The 2024 Inbound Investment Survey, released June 28, polled members of the Global Business Alliance, an advocacy group for international companies doing business in the U.S. The results underscore a complex landscape for international businesses in the U.S. Although there is optimism about employment and investment opportunities, significant concerns about tax policies, regulatory environments, and trade agreements were expressed by respondents.

These major employers remain positive regarding employment over the next six months. Sixty percent of respondents expect their employment levels to remain the same over the next six months, while 29% anticipate an increase. This indicates a stable job market within these firms, despite broader economic and regulatory uncertainties.

The GBA U.S. Business Climate Index, a metric used to gauge the overall sentiment towards the U.S. business environment, dropped to 69 points, reflecting growing pessimism. Thirty-six percent of respondents believe that the U.S. business climate is worsening, with only five percent seeing improvement. This dip in confidence is attributed to several factors, including regulatory changes and geopolitical tensions.

Two major concerns highlighted in the survey are the proposed new corporate tax rate of 28 percent and the politicization of cross-border investment reviews. Companies fear that these changes could adversely affect their operations and future investment decisions. Additionally, regulatory challenges and protectionist policies like the Buy America procurement rules and ongoing tariffs on Chinese imports further contribute to the cautious outlook.

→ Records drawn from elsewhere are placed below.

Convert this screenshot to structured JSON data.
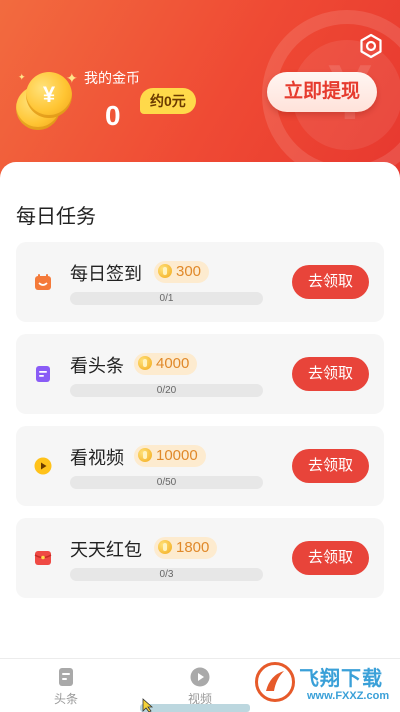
{
  "header": {
    "gold_label": "我的金币",
    "gold_value": "0",
    "approx_value": "约0元",
    "withdraw_label": "立即提现",
    "settings_icon": "gear-icon",
    "colors": {
      "gradient_start": "#f26b3f",
      "gradient_end": "#e7382f",
      "badge": "#ffd94a"
    }
  },
  "section_title": "每日任务",
  "tasks": [
    {
      "name": "每日签到",
      "reward": "300",
      "progress_text": "0/1",
      "progress": 0,
      "button": "去领取",
      "icon": "calendar-icon",
      "icon_color": "#f47a3a"
    },
    {
      "name": "看头条",
      "reward": "4000",
      "progress_text": "0/20",
      "progress": 0,
      "button": "去领取",
      "icon": "article-icon",
      "icon_color": "#8a5cf6"
    },
    {
      "name": "看视频",
      "reward": "10000",
      "progress_text": "0/50",
      "progress": 0,
      "button": "去领取",
      "icon": "play-icon",
      "icon_color": "#ffc21a"
    },
    {
      "name": "天天红包",
      "reward": "1800",
      "progress_text": "0/3",
      "progress": 0,
      "button": "去领取",
      "icon": "red-envelope-icon",
      "icon_color": "#ef4a44"
    }
  ],
  "tabbar": {
    "items": [
      {
        "label": "头条",
        "icon": "article-icon"
      },
      {
        "label": "视频",
        "icon": "play-circle-icon"
      }
    ]
  },
  "watermark": {
    "title": "飞翔下载",
    "url": "www.FXXZ.com"
  },
  "accent_color": "#e8443a"
}
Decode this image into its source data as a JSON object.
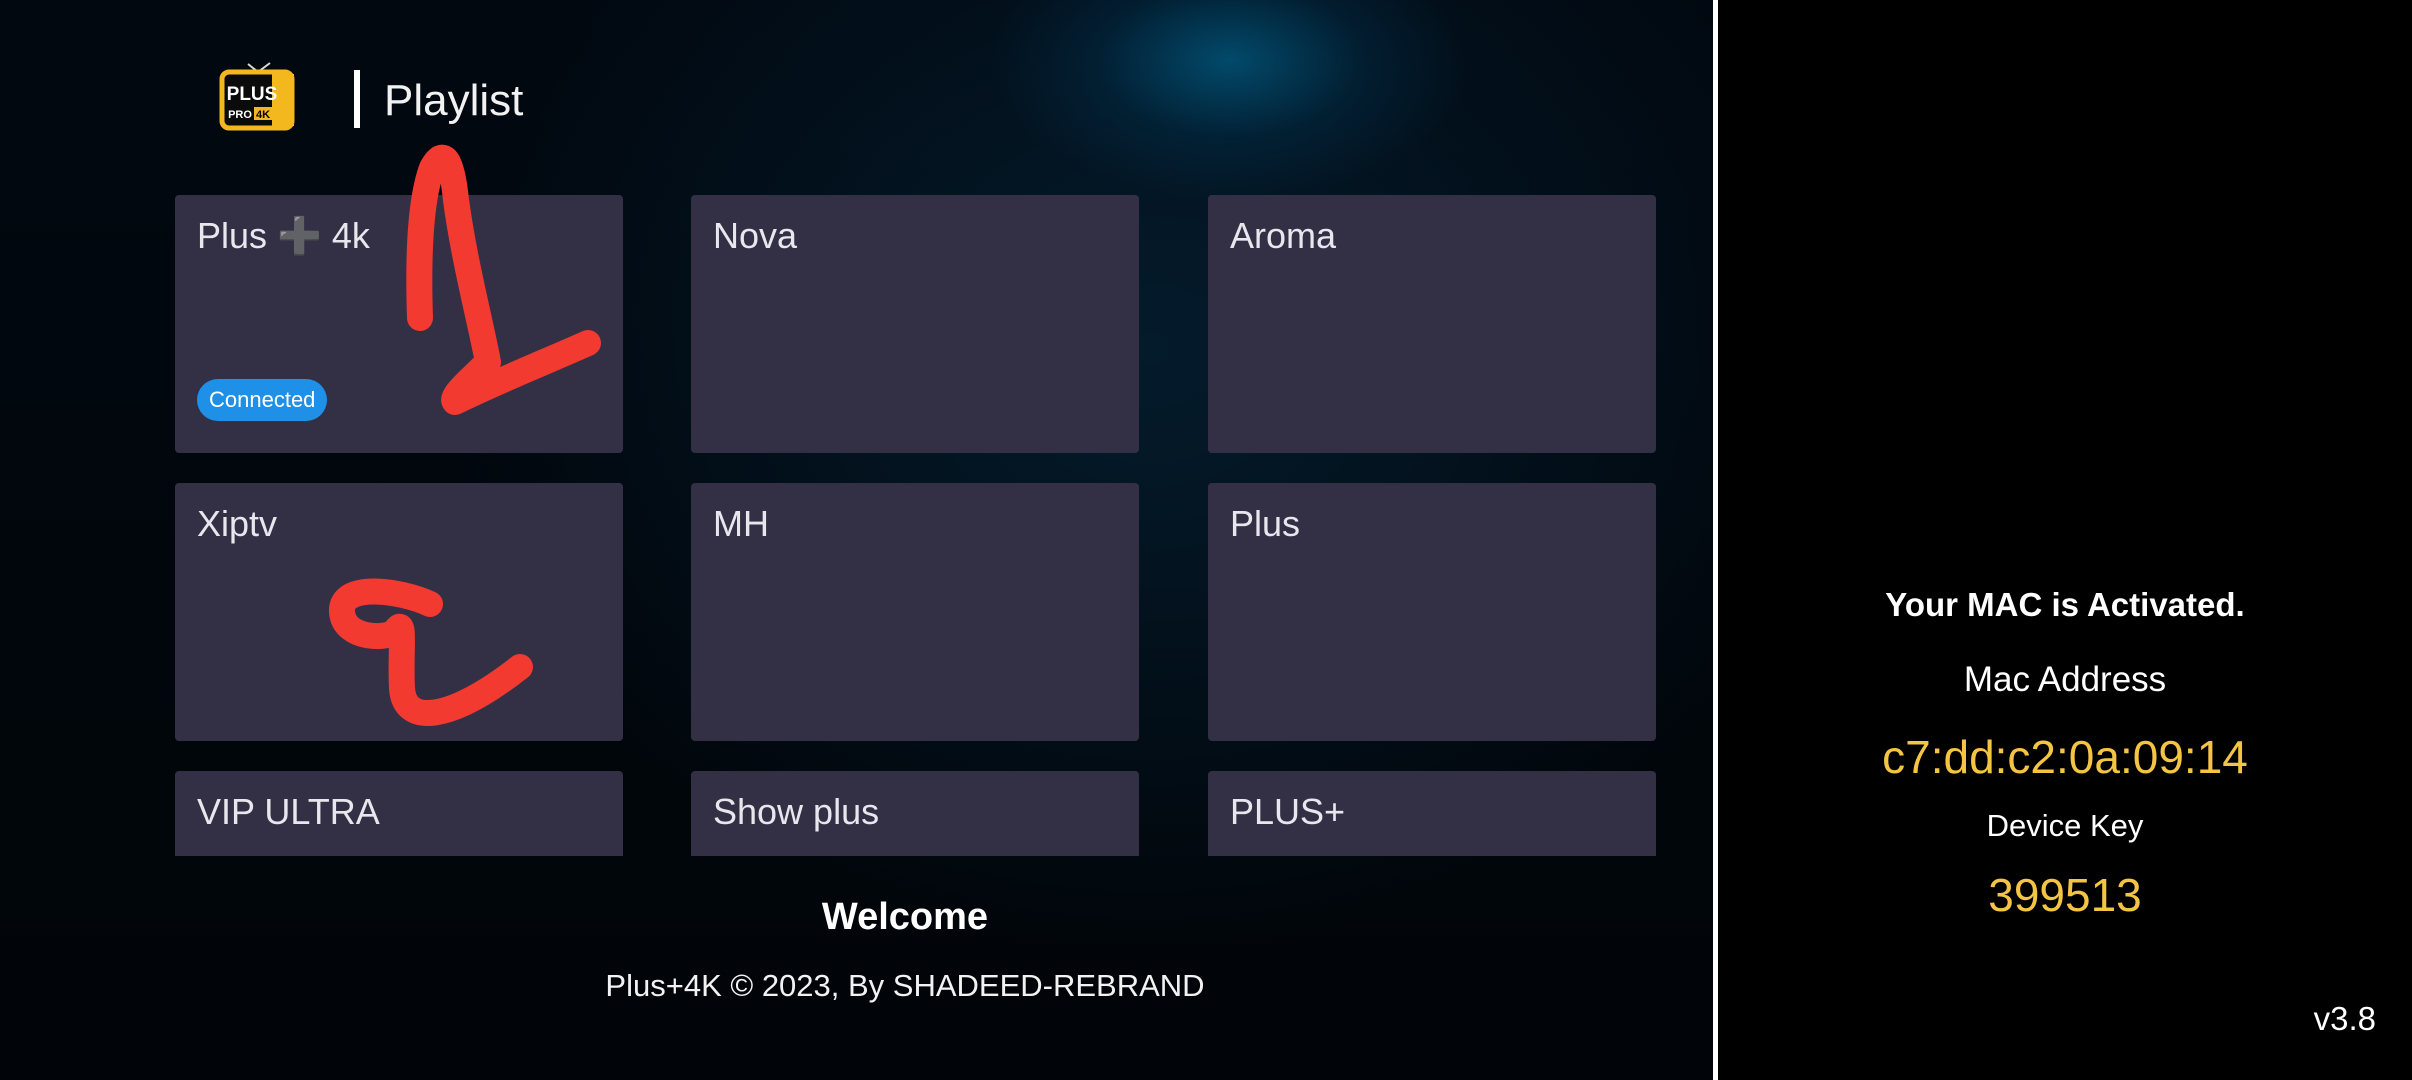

The survey respondents are closely watching the Nippon Steel and U.S. Steel deal, viewing it as a barometer for future investment scenarios. The Biden administration has expressed its opposition to the merger, citing concerns over national security and the protection of American jobs. Despite the administration’s opposition, U.S. Steel shareholders have approved the sale, but the deal still faces regulatory scrutiny and significant political resistance​

Many survey respondents believe that the perceived politicization of the deal serves as a warning sign for international investors, potentially discouraging further expansion in the U.S. market. This sentiment is particularly strong among companies from Japan and other allied nations, who fear increased protectionism and its implications on their business strategies.

The survey also revealed a strong consensus on the need for more free trade agreements between the U.S. and other countries. Over half of the respondents say the U.S. should pursue additional FTAs with friendly and allied nations to encourage future investments. Currently, the U.S. has FTAs with only one of its key trading partners, Canada, out of eight major contributing countries to foreign direct investment. These countries — Japan, Canada, the United Kingdom, Germany, France, Ireland, Switzerland and the Netherlands — account for 75% of the $5.25 trillion in cumulative FDI in the U.S., according to GBA.

“The Biden-Harris administration has stated that trade is vital to preserving America’s prosperity and competitiveness,” says Nancy McLernon, GBA president and CEO. “The U.S. must begin to secure more free trade agreements with our like-minded global partners. This survey shows that international companies believe that strengthening those connections will encourage further international investment into the U.S. and demonstrate to the world that America is open for business.”